Gold Certificates

Historically, a "gold certificate" was a gold ownership title that could be exchanged for a fixed quantity of gold. In the United States, bank notes were backed by gold from 1863 to 1933.

Today, a "gold certificate" is a financial product generally offered by banks to customers wishing to invest in gold.

Unallocated Gold

Banking regulations require banks to own a portion of their assets in a form allowing them to rapidly obtain liquidity in times of crises. Gold, being very liquid, fits that requirement perfectly. When you deposit cash in the bank, you become a lender to the bank, which then owes you that money. The same happens when you buy a gold certificate: the bank owes you some gold, but that gold is not yours.

For the bank, selling you gold is a win-win situation: it earns a commission on the sale and, at the same time, it adds gold to its reserves. It increases its speculative positions on the markets.

Perhaps you thought that gold was safe in a bank: that’s not the case. Your gold is used as collateral for the speculative positions of the institution. And if the bank were to go bankrupt, you could lose everything.

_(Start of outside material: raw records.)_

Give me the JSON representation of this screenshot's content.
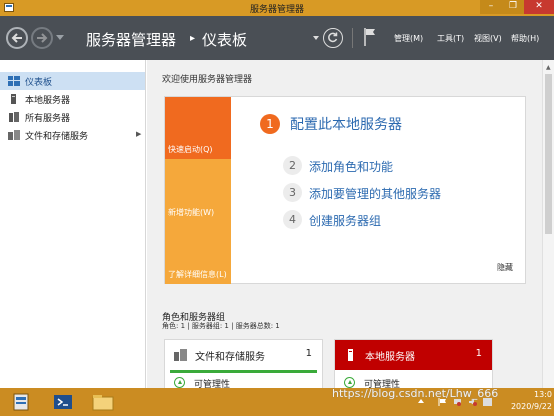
{
  "window": {
    "title": "服务器管理器",
    "controls": {
      "minimize": "–",
      "maximize": "❐",
      "close": "✕"
    }
  },
  "nav": {
    "breadcrumb_root": "服务器管理器",
    "breadcrumb_sep": "▸",
    "breadcrumb_current": "仪表板",
    "menus": [
      "管理(M)",
      "工具(T)",
      "视图(V)",
      "帮助(H)"
    ]
  },
  "sidebar": {
    "items": [
      {
        "label": "仪表板",
        "icon": "dashboard-icon",
        "active": true
      },
      {
        "label": "本地服务器",
        "icon": "server-icon"
      },
      {
        "label": "所有服务器",
        "icon": "servers-icon"
      },
      {
        "label": "文件和存储服务",
        "icon": "storage-icon",
        "expandable": true
      }
    ]
  },
  "main": {
    "welcome": "欢迎使用服务器管理器",
    "tiles": [
      "快速启动(Q)",
      "新增功能(W)",
      "了解详细信息(L)"
    ],
    "steps": [
      {
        "num": "1",
        "text": "配置此本地服务器"
      },
      {
        "num": "2",
        "text": "添加角色和功能"
      },
      {
        "num": "3",
        "text": "添加要管理的其他服务器"
      },
      {
        "num": "4",
        "text": "创建服务器组"
      }
    ],
    "hide": "隐藏",
    "roles_heading": "角色和服务器组",
    "roles_summary": "角色: 1 | 服务器组: 1 | 服务器总数: 1",
    "cards": [
      {
        "title": "文件和存储服务",
        "count": "1",
        "status": "可管理性",
        "header_color": "#ffffff"
      },
      {
        "title": "本地服务器",
        "count": "1",
        "status": "可管理性",
        "header_color": "#c00000"
      }
    ]
  },
  "taskbar": {
    "time": "13:0",
    "date": "2020/9/22"
  },
  "watermark": "https://blog.csdn.net/Lhw_666",
  "colors": {
    "accent": "#d89a25",
    "tile_primary": "#f06a1f",
    "tile_secondary": "#f5a83b",
    "link": "#2c6ab0",
    "alert": "#c00000",
    "ok": "#3aaa3a"
  }
}
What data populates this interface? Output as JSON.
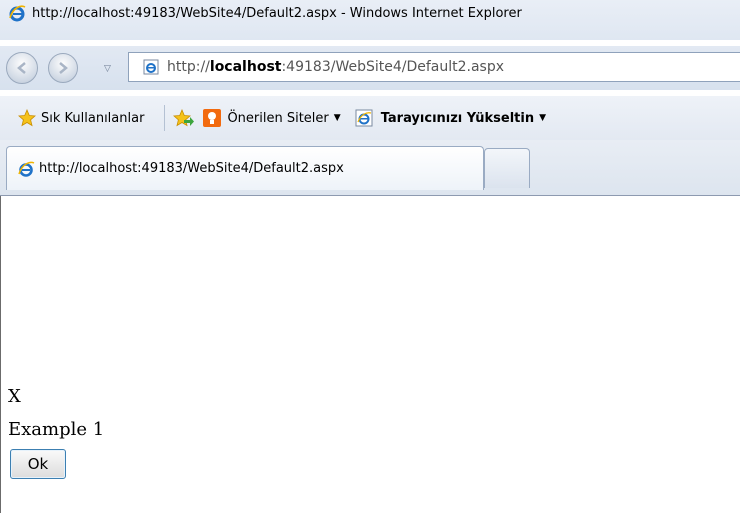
{
  "window": {
    "title": "http://localhost:49183/WebSite4/Default2.aspx - Windows Internet Explorer"
  },
  "address_bar": {
    "url_prefix": "http://",
    "url_host": "localhost",
    "url_rest": ":49183/WebSite4/Default2.aspx"
  },
  "favorites_bar": {
    "favorites_label": "Sık Kullanılanlar",
    "suggested_sites_label": "Önerilen Siteler",
    "upgrade_label": "Tarayıcınızı Yükseltin"
  },
  "tabs": [
    {
      "label": "http://localhost:49183/WebSite4/Default2.aspx"
    }
  ],
  "page": {
    "line1": "X",
    "line2": "Example 1",
    "ok_button": "Ok"
  }
}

Other problems arise with this type of investment. For instance, the BNP Paribas “100% gold certificate” specifies that the bank may reimburse the lender after giving a ten-day notice. In other words, if the bank needs your gold, it can sell your position when it pleases without asking for your permission.

Allocated Gold

Before buying gold through your bank or another financial institution, make sure you obtain an ownership certificate. This certificate should clearly specify your first and last names along with the bars’ serial numbers. That’s the only guarantee that there is no intermediary between you and your gold.